Differentiability¶
torch-fem is called torch-fem, because it is built on top of PyTorch - one of the most popular frameworks for machine learning applications.
This allows us to compute gradients easily and let them flow seamlessly through the FEM Solver - think of torch-fem as just another layer in your ML pipeline. This opens many opportunities:
- Combine Neural Networks and numerical solvers to train them together.
- Solving optimization tasks such as topology optimization, optimization of fiber orientations, or parameter identification.
- Formulate Hyperelastic materials by simply specifying the strain energy density function.
How differentiability is achieved¶
At its core, torch-fem keeps the full FEM pipeline in tensor form and uses torch operations wherever possible (assembly, constitutive updates, residual evaluation, loss construction).
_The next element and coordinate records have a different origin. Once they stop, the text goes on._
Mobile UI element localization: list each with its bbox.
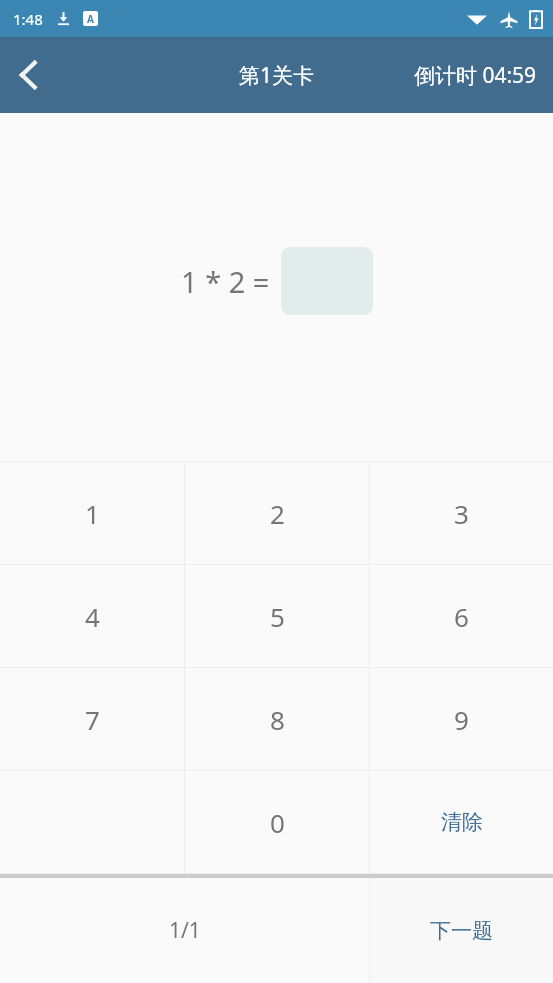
staticText: 1:48	[13, 9, 43, 29]
staticText: 1	[85, 496, 100, 531]
staticText: 1/1	[169, 916, 201, 945]
staticText: 第1关卡	[239, 61, 315, 90]
staticText: 清除	[441, 809, 483, 835]
staticText: 6	[454, 599, 469, 634]
button[interactable]: Back	[0, 47, 56, 103]
staticText: A	[87, 12, 94, 26]
staticText: 0	[270, 805, 285, 840]
staticText: 下一题	[430, 918, 493, 944]
staticText: 4	[85, 599, 100, 634]
button[interactable]: 2	[185, 462, 369, 564]
button[interactable]: 倒计时 04:59	[414, 61, 537, 90]
staticText: 3	[454, 496, 469, 531]
staticText: 2	[270, 496, 285, 531]
button[interactable]: 5	[185, 565, 369, 667]
staticText: 1 * 2 =	[181, 262, 270, 301]
staticText: 9	[454, 702, 469, 737]
button[interactable]: 6	[370, 565, 553, 667]
button[interactable]: 9	[370, 668, 553, 770]
staticText: 8	[270, 702, 285, 737]
button[interactable]: 7	[0, 668, 184, 770]
button[interactable]: 清除	[370, 771, 553, 873]
button[interactable]: 8	[185, 668, 369, 770]
staticText: 5	[270, 599, 285, 634]
button[interactable]: 3	[370, 462, 553, 564]
button[interactable]: 0	[185, 771, 369, 873]
button[interactable]: 4	[0, 565, 184, 667]
button[interactable]: 下一题	[370, 878, 553, 983]
staticText: 7	[85, 702, 100, 737]
button[interactable]: 1/1	[0, 878, 369, 983]
button[interactable]: 1	[0, 462, 184, 564]
staticText: 倒计时 04:59	[414, 61, 537, 90]
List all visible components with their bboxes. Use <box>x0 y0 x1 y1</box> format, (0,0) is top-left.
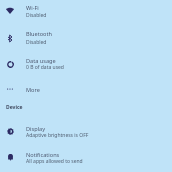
other: Display <box>7 128 14 135</box>
other: Wi-Fi <box>6 8 14 14</box>
staticText: Device <box>6 104 23 111</box>
button[interactable]: Wi-Fi <box>0 0 172 25</box>
button[interactable]: Notifications <box>0 145 172 171</box>
other: Notifications <box>8 154 13 160</box>
other: Data usage <box>7 61 14 68</box>
staticText: Disabled <box>26 12 47 19</box>
staticText: Display <box>26 125 46 133</box>
staticText: All apps allowed to send <box>26 158 83 165</box>
button[interactable]: Display <box>0 119 172 145</box>
staticText: Disabled <box>26 39 47 46</box>
button[interactable]: Bluetooth <box>0 25 172 51</box>
staticText: 0 B of data used <box>26 64 64 71</box>
staticText: Bluetooth <box>26 30 52 38</box>
button[interactable]: Data usage <box>0 51 172 77</box>
staticText: Notifications <box>26 151 60 159</box>
other: Bluetooth <box>8 35 12 42</box>
staticText: Data usage <box>26 57 56 65</box>
other: More <box>7 88 13 90</box>
staticText: Wi-Fi <box>26 4 39 12</box>
button[interactable]: More <box>0 77 172 103</box>
staticText: Adaptive brightness is OFF <box>26 132 89 139</box>
staticText: More <box>26 86 40 94</box>
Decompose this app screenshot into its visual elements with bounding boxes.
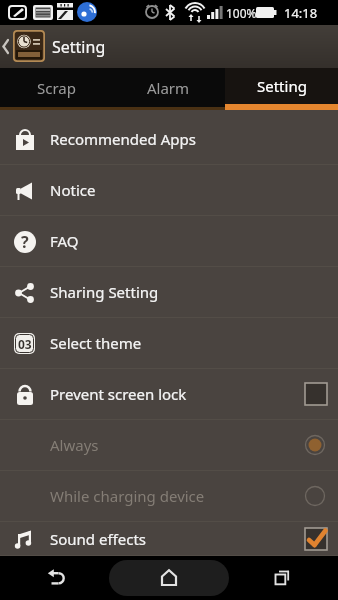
staticText: Sharing Setting — [50, 282, 159, 302]
button[interactable]: Prevent screen lock — [0, 369, 338, 420]
button[interactable] — [0, 556, 112, 600]
staticText: ? — [21, 231, 29, 253]
staticText: Setting — [257, 76, 307, 96]
staticText: Prevent screen lock — [50, 384, 187, 404]
button[interactable]: Setting — [225, 68, 338, 110]
staticText: 100% — [226, 5, 257, 21]
staticText: Sound effects — [50, 529, 147, 549]
staticText: Alarm — [147, 78, 190, 98]
staticText: While charging device — [50, 486, 205, 506]
staticText: Select theme — [50, 333, 142, 353]
button[interactable]: ? — [0, 216, 338, 267]
button[interactable]: Sound effects — [0, 522, 338, 556]
staticText: Setting — [52, 36, 106, 58]
button[interactable]: Always — [0, 420, 338, 471]
staticText: Always — [50, 435, 99, 455]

This guarantees that all local operations participate in PyTorch autograd and can be differentiated with .backward().
For the global sparse linear algebra and nonlinear equilibrium solves, torch-fem uses custom autograd operators with adjoint equations instead of unrolling all solver iterations in the computational graph.
Adjoint sparse linear solve¶
For a linear system $$ A(\theta)x = b(\theta), $$ the forward pass computes \(x\) with a non-differentiable sparse backend (for example SciPy, CuPy, or Pardiso). In the backward pass, given an upstream gradient \(\partial \mathcal{L}/\partial x\), we solve the adjoint system $$ A^\top\lambda = \partial \mathcal{L}/\partial x. $$ Then sensitivities follow from $$ \frac{\partial \mathcal{L}}{\partial b} = \lambda, \qquad \frac{\partial \mathcal{L}}{\partial A} = -\lambda x^\top $$ (restricted to the stored sparse entries).
This means gradients are obtained by one additional sparse solve, not by differentiating through each internal solver iteration.
Adjoint Newton-Raphson for nonlinear FEM¶
For nonlinear equilibrium, we solve at convergence $$ R(u, \theta) = 0, \qquad K = \frac{\partial R}{\partial u}. $$ Instead of differentiating through all Newton updates, we apply the implicit/adjoint relation at the converged state \(u^*\). For a scalar objective \(\mathcal{L}(u,\theta)\): $$ K^\top\lambda = \frac{\partial \mathcal{L}}{\partial u^*}, $$ and $$ \frac{d\mathcal{L}}{d\theta} = \frac{\partial \mathcal{L}}{\partial \theta} - \lambda^\top\frac{\partial R}{\partial \theta}. $$
Practically, this has two major benefits:
- Memory and runtime scale much better than backpropagating through every Newton and linear-solver iteration.
- The forward solver can use non-differentiable external sparse backends (SciPy/CuPy/Pardiso), while gradients remain correct through the adjoint equations.
In other words, the differentiable interface is preserved even when the numerical linear algebra backend itself is not natively differentiable.
Neural field example¶
Let's assume we have a graded property field, where the Young's modulus is prescribed as a function \(E : \mathbb{R}^2 \rightarrow \mathbb{R}\) on the domain \(\Omega \in [0, 2] \times [0, 1]\).
The function is given by $$ E(x) = 2 + \sin(\pi x_0) \cos(\pi x_1) $$
We solve the FEM problem with this exact field to get a synthetic ground truth of the deformation \(u_\textrm{ref}\):

Direct solution of the inverse problem¶
Let's solve the inverse problem now, i.e., we want to estimate the property field leading to the observed deformation field \(u_\textrm{ref}\). Hence, we solve
with the computed deformation field \(u\) given the modulus field \(E\) on elements and some observation noise \(u_\textrm{noise}\). We solve this problem directly by taking the modulus of each element as the design variable and performing a gradient descent with Adam. Note that this is only possible, because we can call .backward() on our loss function and compute the gradients via automatic differentiation.

Solution of the inverse problem with a neural field¶
The previous attempt recovers the discrete distribution of the elastic modulus. However, it does not recover the continuous underlying function and is susceptible to noise. Therefore, we introduce a neural field as approximation to the continuous stiffness distribution, which is trained through the FE solver with noisy reference displacements.
The stiffness must be positive, in particular we know $$ E(x) > 1 \quad \forall x \in \Omega $$ a priori in this task. Therefore, we enforce this physical property in the NN design with a ReLU output activation layer and addition of a constant in the output layer.
Training the neural field takes more iterations in order to get to a comparable accuracy. However, the neural field regularizes the property field and gives a much smoother representation that is less susceptible to noise. This training strategy is only possible because gradients can flow seamlessly between FEM and neural network.